The adoption of an end-to-end care delivery platform can enable health systems to eliminate the barriers of access, collaboration and coordination across the enterprise to fundamentally change the way they deliver care. This brings together technology tools, regardless of vendor, to deliver the right information in a way that clinicians need it: one portal, monitor or tablet, with EMR data, vitals, PACS, pathology and more. By delivering information in a way that supports sharing of information among clinician teams (to view the same data in REAL TIME) we can use inter-operability to drive richer collaboration and deliver exceptional patient care.
Hank Hikspoors, chief technology officer, T-System
The driving force behind everything we do in healthcare should be improving patient outcomes. Every advancement in healthcare over the past few decades is the result of an innovation that somehow improved an outcome for a patient or group of patients.
In today’s technology-driven healthcare environment, innovation and interoperability have become interdependent. Getting new tools and technologies into the hands of providers where they can positively impact patient outcomes is not possible if the new solution does not work with the legacy solutions already in place at the hospital or facility.
Innovative ideas and solutions need to be easily and seamlessly incorporated into real-world clinical encounters in order to have an impact on patients, and interoperability is what makes this possible. Innovations without interoperability are essentially rendered useless because they have no real-world application and no influence on outcomes. Removing barriers to interoperability will not only drive future innovation, but also ensure that those innovations can be successfully leveraged in order to make a difference in patient’s lives.
Ron Razmi, MD, CEO, Acupera
True innovation in healthcare will stem from a return to the art of medicine and intuition of practitioners – where new patient engagement models and collective thought will solve legacy problems. Technology’s place in this equation is to create infrastructure that fosters the interoperability of disparate data warehouses and scalable architectures for growing clinical communities.

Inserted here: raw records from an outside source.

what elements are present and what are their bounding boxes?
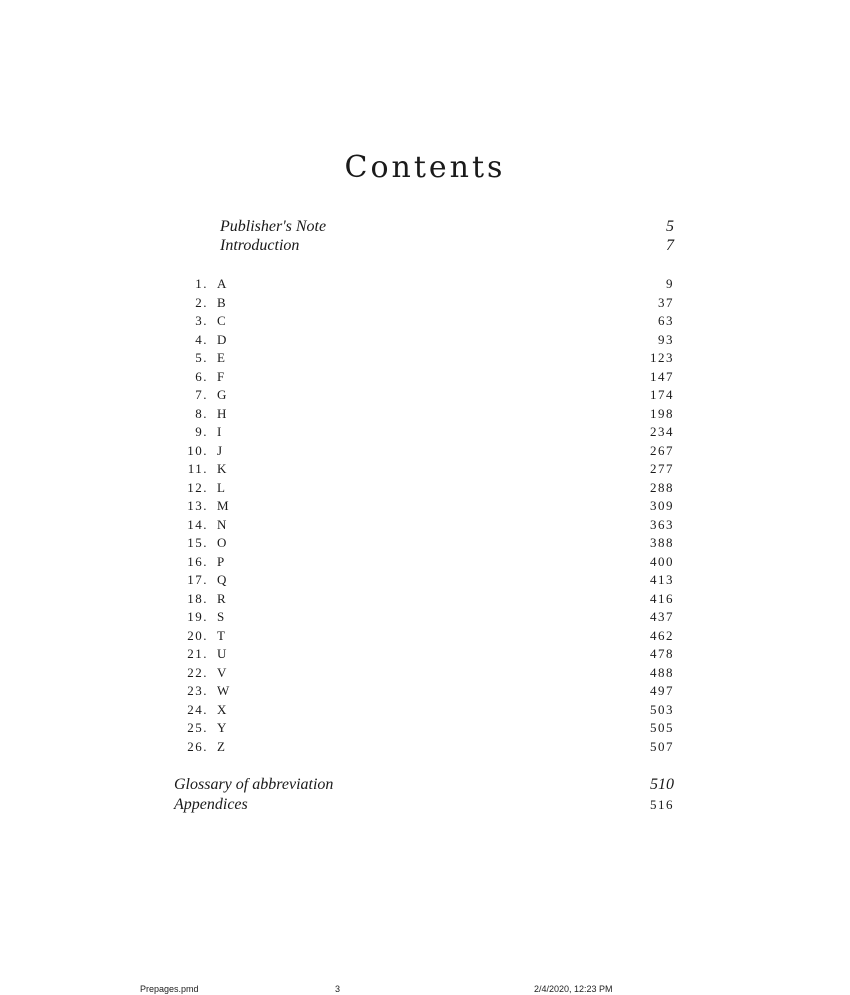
- chapter-page: 503: [650, 701, 674, 717]
- toc-entry-glossary: [0, 775, 850, 795]
- toc-entry-page: 510: [650, 776, 674, 793]
- chapter-number: 3.: [195, 313, 208, 328]
- chapter-number: 17.: [187, 572, 208, 587]
- chapter-page: 198: [650, 405, 674, 421]
- chapter-number: 20.: [187, 627, 208, 643]
- chapter-letter: Y: [217, 720, 227, 735]
- chapter-number: 26.: [187, 738, 208, 754]
- chapter-letter: F: [217, 368, 225, 384]
- chapter-letter: K: [217, 461, 227, 476]
- chapter-letter: J: [217, 442, 223, 458]
- chapter-row: [0, 570, 850, 590]
- chapter-letter: I: [217, 424, 222, 439]
- chapter-letter: M: [217, 498, 229, 513]
- chapter-row: [0, 552, 850, 572]
- footer-page-number: 3: [335, 984, 341, 994]
- toc-entry-appendices: [0, 795, 850, 815]
- chapter-letter: E: [217, 350, 225, 365]
- chapter-row: [0, 311, 850, 331]
- chapter-row: [0, 644, 850, 664]
- chapter-page: 400: [650, 553, 674, 569]
- chapter-page: 9: [666, 276, 674, 291]
- chapter-number: 16.: [187, 553, 208, 569]
- chapter-number: 5.: [195, 350, 208, 365]
- chapter-page: 63: [658, 313, 674, 328]
- chapter-number: 24.: [187, 701, 208, 717]
- toc-entry-page: 5: [666, 218, 674, 235]
- chapter-row: [0, 718, 850, 738]
- chapter-number: 8.: [195, 405, 208, 421]
- chapter-row: [0, 515, 850, 535]
- chapter-number: 19.: [187, 609, 208, 624]
- chapter-row: [0, 385, 850, 405]
- chapter-page: 437: [650, 609, 674, 624]
- chapter-page: 388: [650, 535, 674, 550]
- chapter-page: 363: [650, 516, 674, 532]
- chapter-page: 478: [650, 646, 674, 661]
- chapter-number: 4.: [195, 331, 208, 347]
- chapter-row: [0, 330, 850, 350]
- footer-filename: Prepages.pmd: [140, 984, 199, 994]
- chapter-letter: W: [217, 683, 230, 698]
- chapter-page: 234: [650, 424, 674, 439]
- chapter-letter: R: [217, 590, 226, 606]
- chapter-number: 23.: [187, 683, 208, 698]
- chapter-letter: P: [217, 553, 225, 569]
- toc-entry-label: Appendices: [174, 796, 248, 813]
- chapter-number: 12.: [187, 479, 208, 495]
- chapter-letter: G: [217, 387, 227, 402]
- chapter-letter: S: [217, 609, 225, 624]
- chapter-number: 15.: [187, 535, 208, 550]
- chapter-number: 10.: [187, 442, 208, 458]
- toc-entry-publishers-note: [0, 217, 850, 237]
- chapter-row: [0, 367, 850, 387]
- chapter-page: 309: [650, 498, 674, 513]
- chapter-letter: X: [217, 701, 227, 717]
- chapter-page: 413: [650, 572, 674, 587]
- chapter-letter: O: [217, 535, 227, 550]
- chapter-number: 22.: [187, 664, 208, 680]
- toc-entry-label: Introduction: [220, 237, 300, 254]
- chapter-page: 37: [658, 294, 674, 310]
- chapter-page: 147: [650, 368, 674, 384]
- chapter-number: 13.: [187, 498, 208, 513]
- chapter-row: [0, 737, 850, 757]
- chapter-row: [0, 348, 850, 368]
- chapter-row: [0, 589, 850, 609]
- chapter-number: 6.: [195, 368, 208, 384]
- chapter-page: 505: [650, 720, 674, 735]
- chapter-page: 93: [658, 331, 674, 347]
- chapter-letter: V: [217, 664, 227, 680]
- chapter-letter: H: [217, 405, 227, 421]
- chapter-letter: Q: [217, 572, 227, 587]
- toc-entry-page: 516: [650, 797, 674, 812]
- chapter-page: 488: [650, 664, 674, 680]
- chapter-letter: U: [217, 646, 227, 661]
- chapter-number: 21.: [187, 646, 208, 661]
- chapter-number: 1.: [195, 276, 208, 291]
- chapter-row: [0, 626, 850, 646]
- chapter-letter: Z: [217, 738, 225, 754]
- chapter-page: 497: [650, 683, 674, 698]
- toc-entry-page: 7: [666, 237, 674, 254]
- chapter-page: 416: [650, 590, 674, 606]
- chapter-page: 507: [650, 738, 674, 754]
- chapter-row: [0, 533, 850, 553]
- chapter-letter: D: [217, 331, 227, 347]
- chapter-row: [0, 496, 850, 516]
- chapter-page: 462: [650, 627, 674, 643]
- chapter-row: [0, 441, 850, 461]
- chapter-row: [0, 607, 850, 627]
- chapter-number: 14.: [187, 516, 208, 532]
- chapter-letter: C: [217, 313, 226, 328]
- chapter-row: [0, 404, 850, 424]
- chapter-page: 123: [650, 350, 674, 365]
- chapter-letter: N: [217, 516, 227, 532]
- chapter-number: 25.: [187, 720, 208, 735]
- toc-entry-label: Publisher's Note: [220, 218, 327, 235]
- chapter-page: 288: [650, 479, 674, 495]
- page-title: Contents: [344, 150, 506, 185]
- chapter-row: [0, 293, 850, 313]
- chapter-row: [0, 274, 850, 294]
- chapter-row: [0, 459, 850, 479]
- chapter-row: [0, 700, 850, 720]
- chapter-page: 267: [650, 442, 674, 458]
- chapter-row: [0, 681, 850, 701]
- chapter-letter: T: [217, 627, 225, 643]
- footer-timestamp: 2/4/2020, 12:23 PM: [534, 984, 613, 994]
- toc-entry-introduction: [0, 236, 850, 256]
- toc-entry-label: Glossary of abbreviation: [174, 776, 334, 793]
- chapter-row: [0, 422, 850, 442]
- chapter-number: 2.: [195, 294, 208, 310]
- chapter-letter: A: [217, 276, 227, 291]
- chapter-row: [0, 478, 850, 498]
- chapter-letter: L: [217, 479, 225, 495]
- chapter-row: [0, 663, 850, 683]
- chapter-page: 277: [650, 461, 674, 476]
- chapter-number: 18.: [187, 590, 208, 606]
- chapter-page: 174: [650, 387, 674, 402]
- chapter-number: 7.: [195, 387, 208, 402]
- chapter-number: 9.: [195, 424, 208, 439]
- chapter-number: 11.: [187, 461, 208, 476]
- chapter-letter: B: [217, 294, 226, 310]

The “industrialization of healthcare” nicely represents this idea – meaning that now, low cost, commoditized technologies, are working behind the scenes to efficiently coordinate previously mundane, error-prone and time-intensive tasks, freeing clinicians to spend more time with patients, marrying technology with the art-form of medicine, to truly power innovations in care delivery. This is particularly important as population health strategies are negotiated and tested and the industry moves to value-based models. None of this may be accomplished without interoperability as the jet fuel to a more industrialized approach to healthcare.
With true interoperability in place, health systems may apply technologies where they are best valued, putting an onus back on doctors to collaborate and problem-solve – increasing their value beyond what it is now, which is often diluted to trial and error practices, due to fee-for-service pressures.